Iroël ne recula pas. Un instant déstabilisé par son manque de réaction, le carcolh le serra si fort que son beau costume se chiffonna comme un bout de papier ; à travers les déchirures du tissu, Cornélia distingua des plaies qui se formaient. Sous la pression, la veste blanche s'imbiba de lignes rouges. La douleur fit pâlir le garçon. Lorsque Blanche tournoya autour de lui dans une nuée d'étincelles, il articula :

– Non, Blanche ! Reste en dehors de ça !

Cornélia fixait la scène, les yeux agrandis par la terreur. Le carcolh n'avait encore fait usage que d'une part minime de sa force. S'il le décidait, il pouvait presser sa victime comme un citron. Un instant, elle imagina tous les boyaux d'Iroël lui sortir par la bouche, poussés par la pression infernale. Ses jambes flageolèrent. C'était sans doute l’une des pires façons de mourir.

Je ne veux pas voir ça... S'il vous plaît...

Mais quels dieux pouvait-elle bien prier ? Les dieux se tenaient derrière elle, dans ce palais, occupés à se goinfrer de chair humaine.

Ils ne pouvaient s’en remettre qu’à eux-mêmes.

***

Sous les yeux de Cornélia, le carcolh secoua Iroël de droite à gauche. On ne voyait rien de la bête, à part ces ignobles tentacules noirâtres.

Mauvaise odeur ! mugit-il de nouveau.

Iroël ne répondit rien. Si la bête était sourde et aveugle, ils n'avaient aucun moyen de communiquer avec elle. Cornélia sentit une onde glacée la traverser de part en part quand elle s'en rendit compte. Quels sens restaient à la créature ?

L'odorat.
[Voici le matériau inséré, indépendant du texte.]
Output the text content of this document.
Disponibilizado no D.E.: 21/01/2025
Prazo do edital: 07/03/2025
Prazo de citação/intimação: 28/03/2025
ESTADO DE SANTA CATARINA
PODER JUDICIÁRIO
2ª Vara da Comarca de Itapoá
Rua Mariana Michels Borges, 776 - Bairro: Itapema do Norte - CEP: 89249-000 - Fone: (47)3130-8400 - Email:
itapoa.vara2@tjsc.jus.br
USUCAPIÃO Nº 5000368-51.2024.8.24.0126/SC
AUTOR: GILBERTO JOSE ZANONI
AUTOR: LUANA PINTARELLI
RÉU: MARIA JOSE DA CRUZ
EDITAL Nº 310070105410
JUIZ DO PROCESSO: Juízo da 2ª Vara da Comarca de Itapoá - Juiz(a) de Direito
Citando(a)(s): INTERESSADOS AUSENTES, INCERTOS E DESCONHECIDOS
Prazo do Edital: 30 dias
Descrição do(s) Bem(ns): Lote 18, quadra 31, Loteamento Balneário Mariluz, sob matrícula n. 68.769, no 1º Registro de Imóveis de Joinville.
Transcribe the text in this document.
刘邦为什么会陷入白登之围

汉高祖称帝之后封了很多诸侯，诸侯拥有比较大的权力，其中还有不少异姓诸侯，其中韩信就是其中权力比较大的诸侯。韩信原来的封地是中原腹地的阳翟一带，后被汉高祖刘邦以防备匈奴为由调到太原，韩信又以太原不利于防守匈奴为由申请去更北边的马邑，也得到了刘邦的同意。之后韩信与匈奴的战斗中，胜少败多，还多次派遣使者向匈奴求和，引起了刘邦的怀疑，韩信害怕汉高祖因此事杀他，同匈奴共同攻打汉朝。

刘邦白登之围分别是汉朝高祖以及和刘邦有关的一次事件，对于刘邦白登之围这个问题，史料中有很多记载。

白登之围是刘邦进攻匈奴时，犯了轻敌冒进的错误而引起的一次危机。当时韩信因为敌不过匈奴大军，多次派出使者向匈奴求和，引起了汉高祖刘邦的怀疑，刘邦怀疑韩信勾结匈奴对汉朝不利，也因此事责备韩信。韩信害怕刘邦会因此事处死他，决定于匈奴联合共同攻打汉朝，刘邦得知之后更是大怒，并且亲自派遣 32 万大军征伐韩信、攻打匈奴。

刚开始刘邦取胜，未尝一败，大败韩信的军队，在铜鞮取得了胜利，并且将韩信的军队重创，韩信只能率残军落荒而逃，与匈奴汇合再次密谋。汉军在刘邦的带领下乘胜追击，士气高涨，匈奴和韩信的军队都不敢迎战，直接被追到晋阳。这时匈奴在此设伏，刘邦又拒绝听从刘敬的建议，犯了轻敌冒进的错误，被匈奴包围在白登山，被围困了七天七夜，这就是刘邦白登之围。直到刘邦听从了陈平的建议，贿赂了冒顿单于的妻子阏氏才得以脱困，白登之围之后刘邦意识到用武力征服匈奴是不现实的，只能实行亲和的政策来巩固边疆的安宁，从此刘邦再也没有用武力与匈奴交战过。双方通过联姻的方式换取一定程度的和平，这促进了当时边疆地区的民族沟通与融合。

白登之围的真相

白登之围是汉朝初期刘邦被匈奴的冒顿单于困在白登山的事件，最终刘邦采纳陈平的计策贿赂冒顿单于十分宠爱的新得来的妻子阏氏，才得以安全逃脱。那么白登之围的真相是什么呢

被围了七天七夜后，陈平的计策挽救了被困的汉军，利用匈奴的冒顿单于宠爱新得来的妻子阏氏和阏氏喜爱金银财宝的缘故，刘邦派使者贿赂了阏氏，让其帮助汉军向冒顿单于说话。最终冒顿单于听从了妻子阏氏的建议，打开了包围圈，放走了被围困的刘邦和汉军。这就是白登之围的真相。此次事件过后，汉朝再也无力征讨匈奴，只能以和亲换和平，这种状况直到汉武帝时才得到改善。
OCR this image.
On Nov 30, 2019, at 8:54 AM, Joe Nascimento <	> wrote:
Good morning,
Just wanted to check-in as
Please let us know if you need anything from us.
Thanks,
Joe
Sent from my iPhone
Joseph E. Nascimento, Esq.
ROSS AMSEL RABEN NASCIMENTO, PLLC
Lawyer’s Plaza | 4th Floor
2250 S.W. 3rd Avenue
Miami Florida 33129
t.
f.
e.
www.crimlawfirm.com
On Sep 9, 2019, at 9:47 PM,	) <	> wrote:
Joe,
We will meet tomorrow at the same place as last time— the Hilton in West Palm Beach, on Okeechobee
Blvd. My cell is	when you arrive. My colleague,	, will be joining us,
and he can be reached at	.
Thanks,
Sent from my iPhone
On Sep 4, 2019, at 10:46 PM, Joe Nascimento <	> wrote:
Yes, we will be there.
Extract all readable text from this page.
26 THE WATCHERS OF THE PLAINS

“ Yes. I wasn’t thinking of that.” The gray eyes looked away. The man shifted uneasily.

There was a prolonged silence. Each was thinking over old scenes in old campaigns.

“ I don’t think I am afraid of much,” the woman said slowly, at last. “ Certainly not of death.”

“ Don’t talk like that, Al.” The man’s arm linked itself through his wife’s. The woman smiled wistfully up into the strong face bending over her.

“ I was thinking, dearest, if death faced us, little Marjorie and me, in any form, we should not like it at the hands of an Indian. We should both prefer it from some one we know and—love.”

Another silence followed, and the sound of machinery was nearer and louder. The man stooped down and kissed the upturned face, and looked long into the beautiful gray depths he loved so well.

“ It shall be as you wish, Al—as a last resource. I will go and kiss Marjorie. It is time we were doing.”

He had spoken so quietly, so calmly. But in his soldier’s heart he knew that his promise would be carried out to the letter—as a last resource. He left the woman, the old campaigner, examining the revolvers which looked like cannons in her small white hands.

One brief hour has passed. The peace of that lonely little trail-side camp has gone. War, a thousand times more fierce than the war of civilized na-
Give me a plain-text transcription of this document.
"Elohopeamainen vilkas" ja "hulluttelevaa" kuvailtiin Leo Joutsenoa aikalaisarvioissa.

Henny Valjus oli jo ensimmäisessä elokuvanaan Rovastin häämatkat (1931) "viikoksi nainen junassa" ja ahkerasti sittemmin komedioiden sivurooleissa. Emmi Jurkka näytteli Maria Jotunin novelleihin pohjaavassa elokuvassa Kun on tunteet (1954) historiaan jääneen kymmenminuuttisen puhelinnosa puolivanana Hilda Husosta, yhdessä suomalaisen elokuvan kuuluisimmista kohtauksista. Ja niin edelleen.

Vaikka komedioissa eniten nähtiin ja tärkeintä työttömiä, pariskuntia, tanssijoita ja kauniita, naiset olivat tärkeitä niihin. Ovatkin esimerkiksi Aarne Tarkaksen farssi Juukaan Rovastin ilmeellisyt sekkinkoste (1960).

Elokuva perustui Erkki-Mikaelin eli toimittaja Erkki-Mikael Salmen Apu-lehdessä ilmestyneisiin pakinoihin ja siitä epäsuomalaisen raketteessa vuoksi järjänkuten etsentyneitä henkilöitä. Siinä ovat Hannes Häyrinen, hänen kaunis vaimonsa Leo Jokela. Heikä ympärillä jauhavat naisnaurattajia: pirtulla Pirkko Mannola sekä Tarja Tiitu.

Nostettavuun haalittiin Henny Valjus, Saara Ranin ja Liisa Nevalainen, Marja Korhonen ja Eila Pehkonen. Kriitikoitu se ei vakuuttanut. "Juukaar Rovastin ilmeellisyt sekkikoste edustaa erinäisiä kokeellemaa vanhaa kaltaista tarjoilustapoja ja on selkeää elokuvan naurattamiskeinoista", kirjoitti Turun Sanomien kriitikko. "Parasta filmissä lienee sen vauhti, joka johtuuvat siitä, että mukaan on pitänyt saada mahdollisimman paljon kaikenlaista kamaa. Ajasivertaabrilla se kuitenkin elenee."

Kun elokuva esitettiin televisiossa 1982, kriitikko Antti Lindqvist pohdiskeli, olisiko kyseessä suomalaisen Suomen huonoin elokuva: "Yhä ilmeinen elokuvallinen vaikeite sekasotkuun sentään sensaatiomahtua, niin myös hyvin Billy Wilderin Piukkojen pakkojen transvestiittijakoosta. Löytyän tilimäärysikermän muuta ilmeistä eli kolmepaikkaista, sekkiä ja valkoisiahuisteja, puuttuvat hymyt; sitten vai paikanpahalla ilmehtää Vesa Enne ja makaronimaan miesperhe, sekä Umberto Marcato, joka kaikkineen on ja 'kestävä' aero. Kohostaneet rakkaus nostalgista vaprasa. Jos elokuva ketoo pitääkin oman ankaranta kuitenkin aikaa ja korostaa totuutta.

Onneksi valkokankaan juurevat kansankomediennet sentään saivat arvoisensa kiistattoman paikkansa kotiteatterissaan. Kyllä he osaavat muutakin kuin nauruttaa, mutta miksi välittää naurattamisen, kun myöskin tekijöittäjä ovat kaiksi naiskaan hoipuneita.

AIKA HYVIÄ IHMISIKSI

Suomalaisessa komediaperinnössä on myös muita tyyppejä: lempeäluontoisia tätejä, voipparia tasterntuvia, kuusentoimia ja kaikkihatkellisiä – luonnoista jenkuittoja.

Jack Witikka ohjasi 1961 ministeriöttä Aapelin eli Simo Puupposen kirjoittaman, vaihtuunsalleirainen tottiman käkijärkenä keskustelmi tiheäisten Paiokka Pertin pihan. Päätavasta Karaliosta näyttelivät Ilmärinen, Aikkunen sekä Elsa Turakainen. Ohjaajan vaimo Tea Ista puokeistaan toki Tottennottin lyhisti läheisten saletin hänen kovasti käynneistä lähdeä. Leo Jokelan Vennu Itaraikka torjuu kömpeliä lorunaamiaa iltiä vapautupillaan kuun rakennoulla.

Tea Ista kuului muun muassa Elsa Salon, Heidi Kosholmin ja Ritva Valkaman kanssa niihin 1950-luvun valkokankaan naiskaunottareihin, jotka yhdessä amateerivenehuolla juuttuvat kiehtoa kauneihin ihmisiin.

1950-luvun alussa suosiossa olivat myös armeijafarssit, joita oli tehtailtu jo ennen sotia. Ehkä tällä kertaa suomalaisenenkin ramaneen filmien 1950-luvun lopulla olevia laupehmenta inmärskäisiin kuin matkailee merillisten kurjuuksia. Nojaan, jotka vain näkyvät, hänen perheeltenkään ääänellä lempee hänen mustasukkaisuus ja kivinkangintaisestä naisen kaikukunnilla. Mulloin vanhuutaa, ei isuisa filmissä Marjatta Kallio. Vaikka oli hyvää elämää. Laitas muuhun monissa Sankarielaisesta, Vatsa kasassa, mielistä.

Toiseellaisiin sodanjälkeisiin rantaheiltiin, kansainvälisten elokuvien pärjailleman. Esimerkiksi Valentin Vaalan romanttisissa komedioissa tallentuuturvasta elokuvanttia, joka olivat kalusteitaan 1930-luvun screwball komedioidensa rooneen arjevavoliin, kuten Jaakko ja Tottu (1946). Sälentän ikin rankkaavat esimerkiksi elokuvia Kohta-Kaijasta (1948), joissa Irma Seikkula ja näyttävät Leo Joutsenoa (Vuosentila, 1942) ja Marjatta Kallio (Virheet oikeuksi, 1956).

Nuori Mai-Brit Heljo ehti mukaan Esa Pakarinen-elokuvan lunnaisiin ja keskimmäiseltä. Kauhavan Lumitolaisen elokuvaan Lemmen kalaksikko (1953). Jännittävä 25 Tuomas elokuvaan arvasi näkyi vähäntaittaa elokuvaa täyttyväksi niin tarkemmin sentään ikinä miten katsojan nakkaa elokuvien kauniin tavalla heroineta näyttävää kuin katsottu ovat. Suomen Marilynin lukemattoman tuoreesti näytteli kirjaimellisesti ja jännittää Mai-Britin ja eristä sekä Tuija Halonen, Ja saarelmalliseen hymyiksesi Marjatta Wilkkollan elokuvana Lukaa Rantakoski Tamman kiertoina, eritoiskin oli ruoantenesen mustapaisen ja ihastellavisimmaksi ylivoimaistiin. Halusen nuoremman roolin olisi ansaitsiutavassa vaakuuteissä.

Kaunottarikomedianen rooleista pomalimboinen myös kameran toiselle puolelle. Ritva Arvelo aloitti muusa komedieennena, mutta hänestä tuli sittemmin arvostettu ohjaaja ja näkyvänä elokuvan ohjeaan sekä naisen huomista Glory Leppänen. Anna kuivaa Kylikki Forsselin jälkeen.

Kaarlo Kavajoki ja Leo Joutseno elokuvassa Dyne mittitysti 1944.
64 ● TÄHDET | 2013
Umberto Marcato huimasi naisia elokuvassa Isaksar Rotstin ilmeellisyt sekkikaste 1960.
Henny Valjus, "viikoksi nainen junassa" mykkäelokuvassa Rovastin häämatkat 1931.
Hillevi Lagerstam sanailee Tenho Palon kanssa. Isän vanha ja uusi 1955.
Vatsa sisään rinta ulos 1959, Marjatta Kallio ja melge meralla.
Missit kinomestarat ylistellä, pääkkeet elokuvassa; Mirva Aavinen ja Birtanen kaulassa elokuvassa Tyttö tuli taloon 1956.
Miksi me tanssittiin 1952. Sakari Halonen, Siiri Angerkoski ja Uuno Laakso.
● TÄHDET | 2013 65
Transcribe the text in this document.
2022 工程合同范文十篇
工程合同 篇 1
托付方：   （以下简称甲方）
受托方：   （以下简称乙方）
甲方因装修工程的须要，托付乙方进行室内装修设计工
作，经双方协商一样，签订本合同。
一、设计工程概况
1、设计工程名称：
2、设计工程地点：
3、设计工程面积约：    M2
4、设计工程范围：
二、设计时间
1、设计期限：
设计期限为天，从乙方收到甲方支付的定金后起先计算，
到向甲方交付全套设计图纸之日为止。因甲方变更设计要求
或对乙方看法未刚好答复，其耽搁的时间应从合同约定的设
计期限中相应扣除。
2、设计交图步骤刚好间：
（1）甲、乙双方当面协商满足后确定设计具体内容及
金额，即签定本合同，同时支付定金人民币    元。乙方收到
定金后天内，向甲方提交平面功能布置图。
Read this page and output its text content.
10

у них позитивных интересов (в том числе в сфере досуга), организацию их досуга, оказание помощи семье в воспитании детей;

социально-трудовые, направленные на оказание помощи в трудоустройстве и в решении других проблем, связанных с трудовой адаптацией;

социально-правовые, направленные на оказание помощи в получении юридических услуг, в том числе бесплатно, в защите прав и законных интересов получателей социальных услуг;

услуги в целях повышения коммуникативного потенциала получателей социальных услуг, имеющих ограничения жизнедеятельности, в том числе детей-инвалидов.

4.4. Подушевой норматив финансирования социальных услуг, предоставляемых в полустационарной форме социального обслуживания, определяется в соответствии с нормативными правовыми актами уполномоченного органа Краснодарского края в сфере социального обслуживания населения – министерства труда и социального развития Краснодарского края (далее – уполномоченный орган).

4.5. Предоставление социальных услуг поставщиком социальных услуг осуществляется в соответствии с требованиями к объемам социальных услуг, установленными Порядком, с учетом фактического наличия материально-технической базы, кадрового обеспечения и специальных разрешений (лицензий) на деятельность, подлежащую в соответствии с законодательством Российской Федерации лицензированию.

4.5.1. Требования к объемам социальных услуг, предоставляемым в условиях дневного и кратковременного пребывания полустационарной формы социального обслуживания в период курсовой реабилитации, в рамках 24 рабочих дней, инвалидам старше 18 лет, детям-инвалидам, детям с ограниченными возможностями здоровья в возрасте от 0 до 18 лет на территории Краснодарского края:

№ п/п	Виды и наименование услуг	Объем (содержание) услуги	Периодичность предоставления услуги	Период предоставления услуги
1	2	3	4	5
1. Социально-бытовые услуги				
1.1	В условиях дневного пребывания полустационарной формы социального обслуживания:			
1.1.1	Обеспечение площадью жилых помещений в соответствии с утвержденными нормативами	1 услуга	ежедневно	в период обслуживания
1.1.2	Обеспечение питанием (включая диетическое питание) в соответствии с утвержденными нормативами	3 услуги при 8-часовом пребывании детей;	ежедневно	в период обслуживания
Le toucher...

Elle savait que toutes les nivées voyaient le monde d'une façon différente ; les coulobres par exemple avaient accès à une palette de couleurs émotionnelles que les humains n’imaginaient même pas. Elles pouvaient voir l'aura d'Iroël, pleine de sincérité et d’empathie. Est-ce que le carcolh disposait d'un odorat puissant à ce point ? Est-ce qu'il était capable de percevoir une odeur de bonté chez Iroël, ou de sentir les émotions qui le traversaient ? Il leur aurait fallu une langue sans mots uniquement basée sur les odeurs... Cela devait forcément exister. Mais de simples humains étaient incapables de l'imaginer...

Elle se sentit complètement impuissante.

Dans un bruit d'éclaboussures, Blanche reprit forme humaine. Elle s’approcha d’Iroël, très doucement – le garçon semblait à deux doigts de suffoquer, la cage thoracique compressée par la force titanesque de la bête. Puis elle tendit ses deux mains vers la créature.

– Tout va bien, chuchota-t-elle.

Blanche ! hurla Cornélia.

Elle enfila son masque et bondit devant elle – une fraction de secondes avant que les tentacules jaillissent.

Ils cinglèrent l'air dans un bruit de détonation, manquant leurs têtes de très peu ; leurs tympans bourdonnèrent et elles se retrouvèrent soudain aussi sourdes que l’escargot. Blanche, têtue, n’avait pas bougé malgré sa terreur.

Qu’est-ce que tu fais ? éclata-t-elle. Il faut lui montrer qu’on est inoffensifs !

Idiote ! rugit la tzitzimitl. Va-t’en !

Quand l’un des tentacules s'approcha de la cadette, Cornélia se jeta sur lui et y planta ses crocs. L’odeur de vase lui fit tourner la tête et la chair molle, pleine de mucus contre sa langue, lui donna envie de vomir ; mais elle tint bon. Le carcolh mugit en même temps qu’elle, la secoua dans tous les sens pour qu’elle lâche prise. Sans succès. Alors l’autre tentacule s’enroula brusquement autour de Blanche, avec une force telle qu’elle cracha tout l’air de ses poumons et vomit un peu de bile. La terreur envahit Cornélia. Elle prit soudain conscience de l'erreur monumentale qu'elle venait de faire. Elle s'était crue de taille à lutter contre une créature bien plus puissante et réactive qu'elle ne le serait jamais.

Elle s'était trop habituée à être la plus forte, et maintenant, elle allait être punie pour cet orgueil.